Подслушать жалобы Шушаны, по случаю знакомства ее племянницы с Давидом, значило в самой живой и поразительной картине представить себе нравы старого времени.
Само собою разумеется, что Шушане стало небезызвестно, что Давид небогат и что пятнадцатью рублями ежемесячного жалованья нельзя содержать мать, брата да еще Магдану. Вследствие чего она глубоко от всей души стала презирать свою племянницу.
– - Погоди,-- говорила она,-- не разбогатеешь! Еще придешь ко мне да поклонишься, неблагодарная!
Магдана знала или, может быть, только предполагала, что тетка на нее сердится; но не знала, за что именно, да и знать не хотела. Все эти дни, конечно, она не вспомнила бы о сололакских своих родных, если б Михака два раза не заходил к ней с грубым требованием возврата денег. Магдану то бесило, что еще и срок-то платежа не вышел, и вот, в одно праздничное утро, мы застаем ее в самом жалком расположении духа.
Прошло уже с лишком две недели, а об ее муже не было никакого известия. Каждую минуту она ждала его.
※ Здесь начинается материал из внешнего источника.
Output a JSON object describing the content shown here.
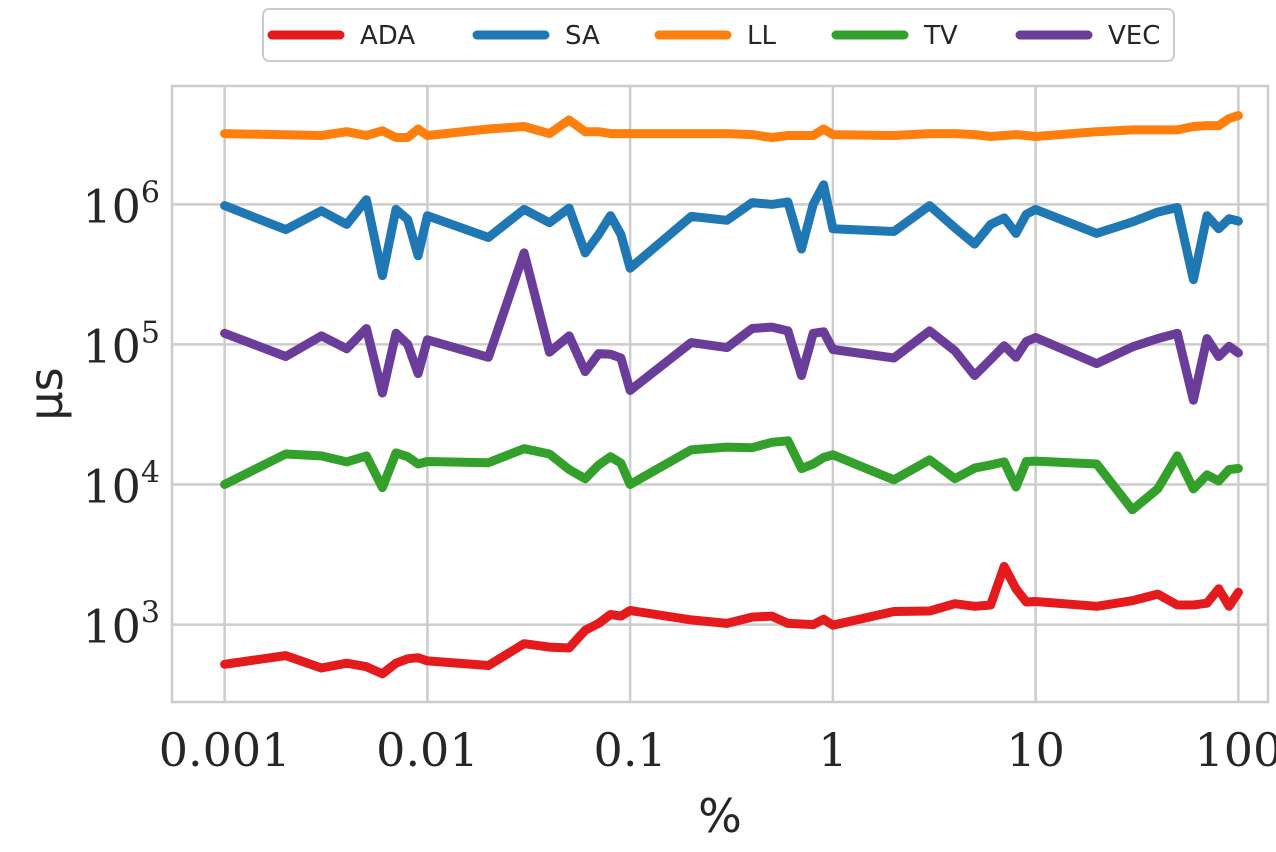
{
  "chart_data": {
    "type": "line",
    "xlabel": "%",
    "ylabel": "μs",
    "xscale": "log",
    "yscale": "log",
    "xlim": [
      0.00055,
      140
    ],
    "ylim": [
      280,
      7000000
    ],
    "xticks": [
      {
        "value": 0.001,
        "label": "0.001"
      },
      {
        "value": 0.01,
        "label": "0.01"
      },
      {
        "value": 0.1,
        "label": "0.1"
      },
      {
        "value": 1,
        "label": "1"
      },
      {
        "value": 10,
        "label": "10"
      },
      {
        "value": 100,
        "label": "100"
      }
    ],
    "yticks": [
      {
        "value": 1000,
        "base": "10",
        "exp": "3"
      },
      {
        "value": 10000,
        "base": "10",
        "exp": "4"
      },
      {
        "value": 100000,
        "base": "10",
        "exp": "5"
      },
      {
        "value": 1000000,
        "base": "10",
        "exp": "6"
      }
    ],
    "grid": true,
    "legend_position": "top-center",
    "series": [
      {
        "name": "ADA",
        "color": "#e41a1c",
        "points": [
          [
            0.001,
            520
          ],
          [
            0.002,
            600
          ],
          [
            0.003,
            490
          ],
          [
            0.004,
            530
          ],
          [
            0.005,
            500
          ],
          [
            0.006,
            445
          ],
          [
            0.007,
            530
          ],
          [
            0.008,
            570
          ],
          [
            0.009,
            580
          ],
          [
            0.01,
            550
          ],
          [
            0.02,
            510
          ],
          [
            0.03,
            730
          ],
          [
            0.04,
            690
          ],
          [
            0.05,
            680
          ],
          [
            0.06,
            910
          ],
          [
            0.07,
            1020
          ],
          [
            0.08,
            1180
          ],
          [
            0.09,
            1150
          ],
          [
            0.1,
            1260
          ],
          [
            0.2,
            1080
          ],
          [
            0.3,
            1020
          ],
          [
            0.4,
            1130
          ],
          [
            0.5,
            1150
          ],
          [
            0.6,
            1020
          ],
          [
            0.7,
            1010
          ],
          [
            0.8,
            1000
          ],
          [
            0.9,
            1090
          ],
          [
            1,
            990
          ],
          [
            2,
            1240
          ],
          [
            3,
            1250
          ],
          [
            4,
            1410
          ],
          [
            5,
            1350
          ],
          [
            6,
            1380
          ],
          [
            7,
            2600
          ],
          [
            8,
            1800
          ],
          [
            9,
            1450
          ],
          [
            10,
            1460
          ],
          [
            20,
            1350
          ],
          [
            30,
            1480
          ],
          [
            40,
            1650
          ],
          [
            50,
            1380
          ],
          [
            60,
            1380
          ],
          [
            70,
            1420
          ],
          [
            80,
            1800
          ],
          [
            90,
            1350
          ],
          [
            100,
            1700
          ]
        ]
      },
      {
        "name": "SA",
        "color": "#1f78b4",
        "points": [
          [
            0.001,
            980000
          ],
          [
            0.002,
            660000
          ],
          [
            0.003,
            900000
          ],
          [
            0.004,
            720000
          ],
          [
            0.005,
            1080000
          ],
          [
            0.006,
            310000
          ],
          [
            0.007,
            920000
          ],
          [
            0.008,
            780000
          ],
          [
            0.009,
            430000
          ],
          [
            0.01,
            830000
          ],
          [
            0.02,
            580000
          ],
          [
            0.03,
            920000
          ],
          [
            0.04,
            740000
          ],
          [
            0.05,
            940000
          ],
          [
            0.06,
            450000
          ],
          [
            0.07,
            610000
          ],
          [
            0.08,
            830000
          ],
          [
            0.09,
            610000
          ],
          [
            0.1,
            350000
          ],
          [
            0.2,
            820000
          ],
          [
            0.3,
            770000
          ],
          [
            0.4,
            1030000
          ],
          [
            0.5,
            1000000
          ],
          [
            0.6,
            1040000
          ],
          [
            0.7,
            480000
          ],
          [
            0.8,
            1000000
          ],
          [
            0.9,
            1380000
          ],
          [
            1,
            670000
          ],
          [
            2,
            640000
          ],
          [
            3,
            980000
          ],
          [
            4,
            680000
          ],
          [
            5,
            520000
          ],
          [
            6,
            720000
          ],
          [
            7,
            800000
          ],
          [
            8,
            620000
          ],
          [
            9,
            850000
          ],
          [
            10,
            920000
          ],
          [
            20,
            620000
          ],
          [
            30,
            750000
          ],
          [
            40,
            880000
          ],
          [
            50,
            950000
          ],
          [
            60,
            290000
          ],
          [
            70,
            830000
          ],
          [
            80,
            670000
          ],
          [
            90,
            790000
          ],
          [
            100,
            760000
          ]
        ]
      },
      {
        "name": "LL",
        "color": "#ff7f0e",
        "points": [
          [
            0.001,
            3200000
          ],
          [
            0.003,
            3100000
          ],
          [
            0.004,
            3300000
          ],
          [
            0.005,
            3100000
          ],
          [
            0.006,
            3350000
          ],
          [
            0.007,
            3000000
          ],
          [
            0.008,
            3000000
          ],
          [
            0.009,
            3450000
          ],
          [
            0.01,
            3100000
          ],
          [
            0.02,
            3450000
          ],
          [
            0.03,
            3600000
          ],
          [
            0.04,
            3200000
          ],
          [
            0.05,
            4000000
          ],
          [
            0.06,
            3300000
          ],
          [
            0.07,
            3300000
          ],
          [
            0.08,
            3200000
          ],
          [
            0.1,
            3200000
          ],
          [
            0.3,
            3200000
          ],
          [
            0.4,
            3150000
          ],
          [
            0.5,
            3000000
          ],
          [
            0.6,
            3100000
          ],
          [
            0.7,
            3100000
          ],
          [
            0.8,
            3100000
          ],
          [
            0.9,
            3450000
          ],
          [
            1,
            3150000
          ],
          [
            2,
            3100000
          ],
          [
            3,
            3200000
          ],
          [
            4,
            3200000
          ],
          [
            5,
            3150000
          ],
          [
            6,
            3050000
          ],
          [
            7,
            3100000
          ],
          [
            8,
            3150000
          ],
          [
            9,
            3100000
          ],
          [
            10,
            3050000
          ],
          [
            20,
            3300000
          ],
          [
            30,
            3400000
          ],
          [
            50,
            3400000
          ],
          [
            60,
            3600000
          ],
          [
            70,
            3650000
          ],
          [
            80,
            3650000
          ],
          [
            90,
            4100000
          ],
          [
            100,
            4300000
          ]
        ]
      },
      {
        "name": "TV",
        "color": "#33a02c",
        "points": [
          [
            0.001,
            10000
          ],
          [
            0.002,
            16500
          ],
          [
            0.003,
            16000
          ],
          [
            0.004,
            14500
          ],
          [
            0.005,
            16000
          ],
          [
            0.006,
            9500
          ],
          [
            0.007,
            16800
          ],
          [
            0.008,
            15800
          ],
          [
            0.009,
            14000
          ],
          [
            0.01,
            14600
          ],
          [
            0.02,
            14300
          ],
          [
            0.03,
            18000
          ],
          [
            0.04,
            16500
          ],
          [
            0.05,
            12800
          ],
          [
            0.06,
            11000
          ],
          [
            0.07,
            13800
          ],
          [
            0.08,
            15800
          ],
          [
            0.09,
            14200
          ],
          [
            0.1,
            10000
          ],
          [
            0.2,
            17700
          ],
          [
            0.3,
            18500
          ],
          [
            0.4,
            18300
          ],
          [
            0.5,
            20000
          ],
          [
            0.6,
            20500
          ],
          [
            0.7,
            13000
          ],
          [
            0.8,
            14000
          ],
          [
            0.9,
            15600
          ],
          [
            1,
            16300
          ],
          [
            2,
            10800
          ],
          [
            3,
            15000
          ],
          [
            4,
            11000
          ],
          [
            5,
            13100
          ],
          [
            6,
            13800
          ],
          [
            7,
            14500
          ],
          [
            8,
            9600
          ],
          [
            9,
            14600
          ],
          [
            10,
            14700
          ],
          [
            20,
            14000
          ],
          [
            30,
            6600
          ],
          [
            40,
            9300
          ],
          [
            50,
            16000
          ],
          [
            60,
            9300
          ],
          [
            70,
            11700
          ],
          [
            80,
            10600
          ],
          [
            90,
            12800
          ],
          [
            100,
            13000
          ]
        ]
      },
      {
        "name": "VEC",
        "color": "#6a3d9a",
        "points": [
          [
            0.001,
            120000
          ],
          [
            0.002,
            82000
          ],
          [
            0.003,
            115000
          ],
          [
            0.004,
            93000
          ],
          [
            0.005,
            130000
          ],
          [
            0.006,
            45000
          ],
          [
            0.007,
            120000
          ],
          [
            0.008,
            100000
          ],
          [
            0.009,
            62000
          ],
          [
            0.01,
            108000
          ],
          [
            0.02,
            81000
          ],
          [
            0.03,
            450000
          ],
          [
            0.04,
            88000
          ],
          [
            0.05,
            115000
          ],
          [
            0.06,
            64000
          ],
          [
            0.07,
            86000
          ],
          [
            0.08,
            85000
          ],
          [
            0.09,
            80000
          ],
          [
            0.1,
            47000
          ],
          [
            0.2,
            103000
          ],
          [
            0.3,
            95000
          ],
          [
            0.4,
            130000
          ],
          [
            0.5,
            133000
          ],
          [
            0.6,
            125000
          ],
          [
            0.7,
            60000
          ],
          [
            0.8,
            120000
          ],
          [
            0.9,
            123000
          ],
          [
            1,
            92000
          ],
          [
            2,
            80000
          ],
          [
            3,
            125000
          ],
          [
            4,
            90000
          ],
          [
            5,
            60000
          ],
          [
            6,
            78000
          ],
          [
            7,
            98000
          ],
          [
            8,
            81000
          ],
          [
            9,
            105000
          ],
          [
            10,
            112000
          ],
          [
            20,
            73000
          ],
          [
            30,
            96000
          ],
          [
            40,
            110000
          ],
          [
            50,
            120000
          ],
          [
            60,
            40000
          ],
          [
            70,
            110000
          ],
          [
            80,
            82000
          ],
          [
            90,
            97000
          ],
          [
            100,
            87000
          ]
        ]
      }
    ]
  }
}
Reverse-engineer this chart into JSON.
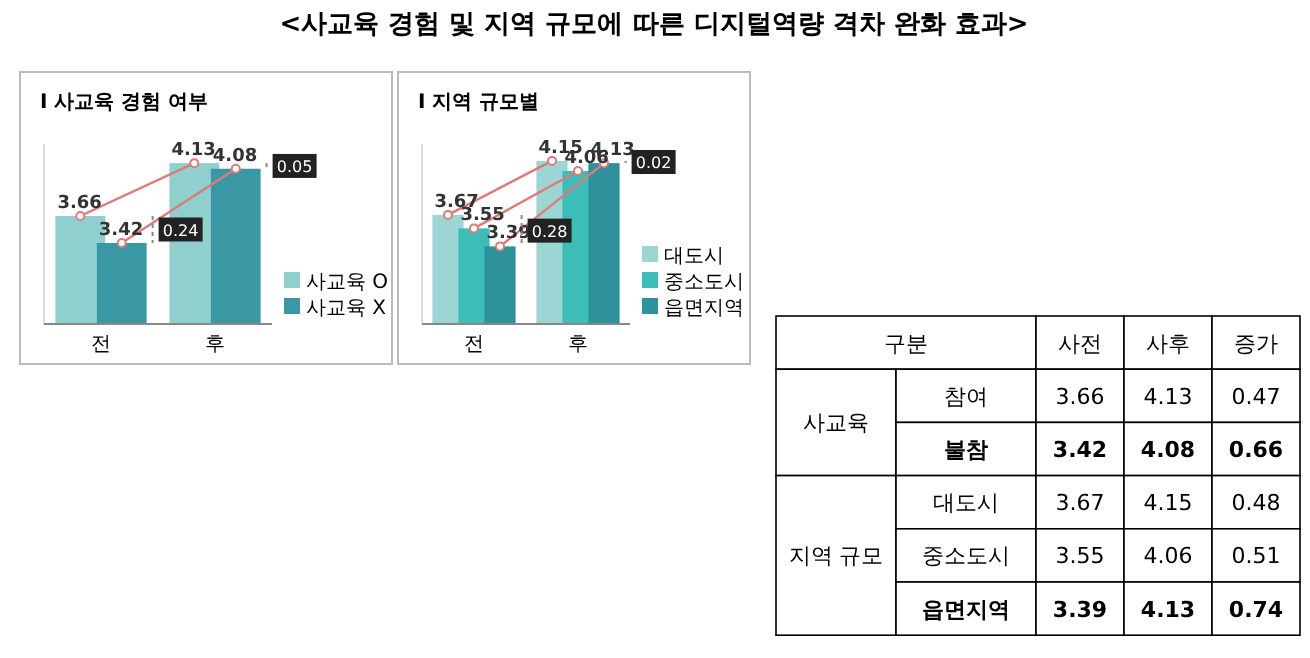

Приезжай, Арютюн,-- быть может, впервые во всю жизнь свою она бы обрадовалась его возвращению.
"Боже мой! что я буду делать, -- думала она, -- если еще пройдет месяц, а муж не воротится?"
Михака как нож к горлу пристает: "подай да подай мои четырнадцать рублей", а у Магданы давно уже нет ни копейки!
Обедать на чужой счет было ей страшно совестно.
"Боже мой!
– - продолжала думать Магдана, ломая руки, -- за что он обо мне так заботится? чем я это заслужила? Хоть бы он за это позволил себе поцевать меня. Неужели я такая каменная, что не могу чувствовать благодарности? Долго ли это так продолжится? И что будет, если мне перестанут обед носить? Я умру с голоду!"